Besides exemplifying excellence in hospice and palliative nursing, Parekh de Campos was selected as the 2021 Certified Hospice and Palliative Nurse of the Year for making outstanding contributions to the field and providing leadership through mentoring. Billy Rosa, a colleague in palliative care, nominated her for the honor.

“Palliative care is ultimately about alleviating suffering and improving the lived experience of our patients confronting serious illness and their families,” Rosa says. “Dr. Parekh de Campos raises the bar for all of us working in this field. She serves as an exemplar of palliative nursing excellence with her consistent ability to bring together humanistic care with evidence-based practice, whether in research, education, leadership roles, or at the bedside. I cannot imagine a more deserving recipient of this honor and I count myself deeply fortunate to have the privilege of knowing and collaborating with her.”

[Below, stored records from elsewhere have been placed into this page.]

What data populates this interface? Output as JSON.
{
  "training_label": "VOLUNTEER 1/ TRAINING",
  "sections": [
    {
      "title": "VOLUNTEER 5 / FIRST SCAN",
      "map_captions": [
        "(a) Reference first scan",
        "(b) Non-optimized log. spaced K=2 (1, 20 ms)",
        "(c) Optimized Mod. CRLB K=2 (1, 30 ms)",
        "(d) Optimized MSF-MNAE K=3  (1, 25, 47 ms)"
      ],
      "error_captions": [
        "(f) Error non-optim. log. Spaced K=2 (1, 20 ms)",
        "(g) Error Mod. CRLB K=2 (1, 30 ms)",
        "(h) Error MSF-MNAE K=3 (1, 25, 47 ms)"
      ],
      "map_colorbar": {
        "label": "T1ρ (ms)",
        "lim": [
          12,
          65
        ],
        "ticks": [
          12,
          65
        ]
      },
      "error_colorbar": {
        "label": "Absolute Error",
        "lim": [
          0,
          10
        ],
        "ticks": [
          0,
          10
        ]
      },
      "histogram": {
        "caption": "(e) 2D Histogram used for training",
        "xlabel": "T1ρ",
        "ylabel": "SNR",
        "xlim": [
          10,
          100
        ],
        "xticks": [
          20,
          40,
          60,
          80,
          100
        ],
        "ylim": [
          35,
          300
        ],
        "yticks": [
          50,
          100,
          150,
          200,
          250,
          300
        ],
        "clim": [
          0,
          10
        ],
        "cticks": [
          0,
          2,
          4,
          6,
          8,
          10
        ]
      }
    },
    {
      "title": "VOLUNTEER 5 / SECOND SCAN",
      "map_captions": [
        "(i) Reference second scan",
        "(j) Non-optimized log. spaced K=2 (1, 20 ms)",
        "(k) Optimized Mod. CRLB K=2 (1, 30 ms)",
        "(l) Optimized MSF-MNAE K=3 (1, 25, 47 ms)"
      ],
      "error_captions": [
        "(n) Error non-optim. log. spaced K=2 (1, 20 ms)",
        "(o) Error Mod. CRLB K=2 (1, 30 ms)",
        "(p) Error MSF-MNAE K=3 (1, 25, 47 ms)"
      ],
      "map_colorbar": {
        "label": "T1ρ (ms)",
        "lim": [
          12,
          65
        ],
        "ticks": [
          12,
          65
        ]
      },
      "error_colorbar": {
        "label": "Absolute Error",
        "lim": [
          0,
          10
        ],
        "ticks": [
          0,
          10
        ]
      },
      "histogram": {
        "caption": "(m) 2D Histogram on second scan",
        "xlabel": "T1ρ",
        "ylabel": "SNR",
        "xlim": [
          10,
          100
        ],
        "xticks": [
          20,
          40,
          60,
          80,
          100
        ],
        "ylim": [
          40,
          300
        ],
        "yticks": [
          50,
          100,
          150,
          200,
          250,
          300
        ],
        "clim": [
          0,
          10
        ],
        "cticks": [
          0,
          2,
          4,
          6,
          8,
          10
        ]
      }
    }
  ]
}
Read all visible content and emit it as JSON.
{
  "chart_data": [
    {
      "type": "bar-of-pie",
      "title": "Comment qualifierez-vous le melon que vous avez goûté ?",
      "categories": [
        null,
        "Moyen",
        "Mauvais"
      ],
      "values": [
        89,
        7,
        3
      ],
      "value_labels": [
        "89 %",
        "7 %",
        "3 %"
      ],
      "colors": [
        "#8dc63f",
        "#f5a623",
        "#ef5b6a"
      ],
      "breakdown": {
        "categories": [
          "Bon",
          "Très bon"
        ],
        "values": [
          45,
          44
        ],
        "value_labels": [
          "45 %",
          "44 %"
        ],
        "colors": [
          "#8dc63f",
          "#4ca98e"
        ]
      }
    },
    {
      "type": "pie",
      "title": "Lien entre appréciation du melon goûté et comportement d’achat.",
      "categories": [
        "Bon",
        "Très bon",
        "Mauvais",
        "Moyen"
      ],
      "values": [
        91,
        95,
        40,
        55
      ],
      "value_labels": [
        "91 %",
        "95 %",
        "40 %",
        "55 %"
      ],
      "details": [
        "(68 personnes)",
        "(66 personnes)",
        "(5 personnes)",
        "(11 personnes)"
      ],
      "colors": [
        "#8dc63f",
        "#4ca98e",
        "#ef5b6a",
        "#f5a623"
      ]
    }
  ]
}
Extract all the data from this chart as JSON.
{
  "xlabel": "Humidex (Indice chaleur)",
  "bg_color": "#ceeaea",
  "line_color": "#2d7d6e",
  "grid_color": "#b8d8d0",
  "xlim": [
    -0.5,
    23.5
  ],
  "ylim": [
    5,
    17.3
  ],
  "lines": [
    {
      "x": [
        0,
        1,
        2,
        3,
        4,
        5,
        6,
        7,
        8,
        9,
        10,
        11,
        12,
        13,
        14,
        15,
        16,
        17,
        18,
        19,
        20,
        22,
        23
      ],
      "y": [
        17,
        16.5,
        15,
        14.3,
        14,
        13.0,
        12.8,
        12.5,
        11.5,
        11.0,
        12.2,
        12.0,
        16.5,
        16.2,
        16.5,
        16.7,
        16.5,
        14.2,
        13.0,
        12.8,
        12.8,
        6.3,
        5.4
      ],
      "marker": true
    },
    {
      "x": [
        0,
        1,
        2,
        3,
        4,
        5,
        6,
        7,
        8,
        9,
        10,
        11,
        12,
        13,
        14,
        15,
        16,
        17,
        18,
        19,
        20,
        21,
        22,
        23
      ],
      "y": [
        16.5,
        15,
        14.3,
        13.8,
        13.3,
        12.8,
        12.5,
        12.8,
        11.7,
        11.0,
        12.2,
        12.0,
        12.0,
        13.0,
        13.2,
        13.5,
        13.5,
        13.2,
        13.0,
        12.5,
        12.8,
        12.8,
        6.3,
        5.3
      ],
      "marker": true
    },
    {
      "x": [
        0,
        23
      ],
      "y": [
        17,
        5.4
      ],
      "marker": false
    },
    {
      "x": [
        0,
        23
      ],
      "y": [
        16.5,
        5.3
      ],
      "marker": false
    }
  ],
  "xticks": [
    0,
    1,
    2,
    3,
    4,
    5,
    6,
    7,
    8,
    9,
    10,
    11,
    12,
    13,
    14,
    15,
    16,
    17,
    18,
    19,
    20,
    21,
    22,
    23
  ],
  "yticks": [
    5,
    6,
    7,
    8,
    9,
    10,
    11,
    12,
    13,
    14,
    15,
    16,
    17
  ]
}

Parekh de Campos and other award recipients were honored Thursday at the AAHPM/HPNA Annual Assembly of Hospice and Palliative Care. She appeared in a short video accepting the award and thanking her colleagues at Middlesex Health and UConn.

Parekh de Campos originally received her bachelor’s in exercise science from George Washington University, before going on to earn her master’s in public health from there as well. In 2010, she began her nursing journey, receiving her bachelor’s from St. Joseph College (now University) in West Hartford before studying an advanced nursing degree at UConn.

The Certified Hospice and Palliative Nurse of the Year award is not the first time Parekh de Campos has been recognized for her leadership. In January, she received the Young Investigator Award from the Connecticut Coalition to Improve End-of-Life Care and, at Commencement in May 2020, the School of Nursing gave her its Carolyn Ladd Widmer Ph.D. Award for her leadership in education and practice.

“Amisha believes that palliative care needs to start early in a patient’s trajectory regardless of whether the goal of treatment is care or cure,” the School of Nursing’s commencement program read. “Amisha leads by example: she conducts advanced care planning conversations and models the how-tos for others. Her work touches practice, education, and is evidence-based through research. This is leadership.”